To our knowledge, this is the first study to report on how aggregate data may change as programs transition to Milestone reporting in the NAS. By keeping a 5-point scale for both academic years, we were able to directly compare scores and graphs. We have provided two full academic years’ worth of aggregate data using a large number of faculty evaluations. By critically analyzing our data, we were able to see the improvements milestones have made in distinguishing the PGY-2 and PGY-3 classes from each other over the Dreyfus model but also where improvement still needed to be made. We did not expect a lack of progression to be seen in these classes. This discovery will guide us to make changes once again. We were especially pleased to see that the Milestone model was able to separate scores even for the competency of professionalism, traditionally a difficult competency to evaluate on a rating form.

We acknowledge certain limitations of our study. It was conducted at one site with milestones only incorporated into our global end of rotation rating form. Our program has multiple other evaluation tools that were not included in this analysis. Global rating forms have limited intrarater and interrater reliability and lack reproducibility (Citation13, Citation14). They can be subject to central tendency errors, where the evaluators fail to use the entire rating scale, and the ‘halo’ effect, where evaluators’ biases about an initial impression by one component of a resident is extended to other aspects of the resident's performance (Citation8, Citation13). The last limitation of this study was our need for more robust faculty development. Faculty development was present in the pilot phases of both our models, but sparse throughout the academic years. Faculty development is pivotal in operationalizing whatever evaluation system one chooses and has been shown to be most effective when done in a comprehensive and continuous fashion (Citation13, Citation14).

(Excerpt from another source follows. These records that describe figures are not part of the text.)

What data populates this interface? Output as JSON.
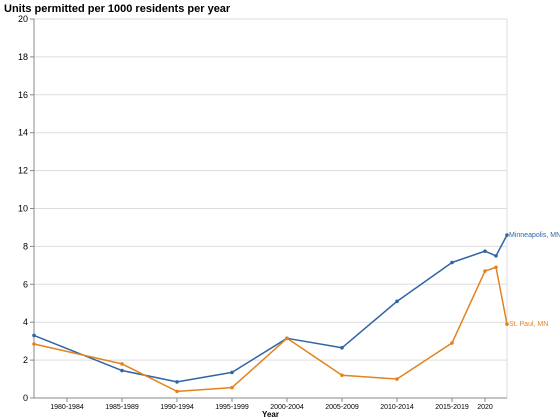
{
  "chart_data": {
    "type": "line",
    "title": "Units permitted per 1000 residents per year",
    "xlabel": "Year",
    "ylabel": "",
    "ylim": [
      0,
      20
    ],
    "yticks": [
      0,
      2,
      4,
      6,
      8,
      10,
      12,
      14,
      16,
      18,
      20
    ],
    "grid": true,
    "x_tick_labels": [
      "1980-1984",
      "1985-1989",
      "1990-1994",
      "1995-1999",
      "2000-2004",
      "2005-2009",
      "2010-2014",
      "2015-2019",
      "2020"
    ],
    "x_tick_positions": [
      1982,
      1987,
      1992,
      1997,
      2002,
      2007,
      2012,
      2017,
      2020
    ],
    "x_domain": [
      1979,
      2022
    ],
    "series": [
      {
        "name": "Minneapolis, MN",
        "color": "#2f65a4",
        "x": [
          1979,
          1987,
          1992,
          1997,
          2002,
          2007,
          2012,
          2017,
          2020,
          2021,
          2022
        ],
        "values": [
          3.3,
          1.45,
          0.85,
          1.35,
          3.15,
          2.65,
          5.1,
          7.15,
          7.75,
          7.5,
          8.6
        ]
      },
      {
        "name": "St. Paul, MN",
        "color": "#e3821e",
        "x": [
          1979,
          1987,
          1992,
          1997,
          2002,
          2007,
          2012,
          2017,
          2020,
          2021,
          2022
        ],
        "values": [
          2.85,
          1.8,
          0.35,
          0.55,
          3.15,
          1.2,
          1.0,
          2.9,
          6.7,
          6.9,
          3.9
        ]
      }
    ]
  }
}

Despite its limitation, the global end of rotation rating form, with its low cost, flexibility and ease of use, will likely be a popular evaluation tool for future use (Citation8, Citation10). Using the tool successfully requires studying the distribution of scores achieved and reflecting on whether these scores truly reflect trainee competence. Our program aimed to achieve a greater distribution of scores using a 5-point scale with milestones as anchors. With the Milestone anchors there was a greater spread but even with this widened distribution of scores there was still room to improve. The ACGME, with its move toward reportable milestones for each trainee on a 9-point scale will undoubtedly also assess trainee progression over time graphically. We are pleased to have 2 years of experience doing the same. Our program has subsequently changed to an 8-point scale to give faculty more of a chance to differentiate behaviors between the PGY-2 and PGY-3 classes. Further change will continue as we adjust to the ACGME reportable milestones in the NAS. It will be important for the ACGME to similarly graph its nationwide aggregate trainee performance data overtime. Programs will need to continuously self reflect upon their evaluation systems and adjust them until a ‘true’ accounting of trainees skill set is represented.

Graduate training programs are just beginning to learn how to incorporate milestones into their evaluation tools. Full incorporation will take time and will rely heavily on faculty buy-in and faculty development. Only through a thoughtful reflection of trainee evaluations and rating scales will programs be able to successfully document competency in the future generation of physicians.

Conflict of interest and funding

The authors have not received any funding or benefits from industry or elsewhere to conduct this study.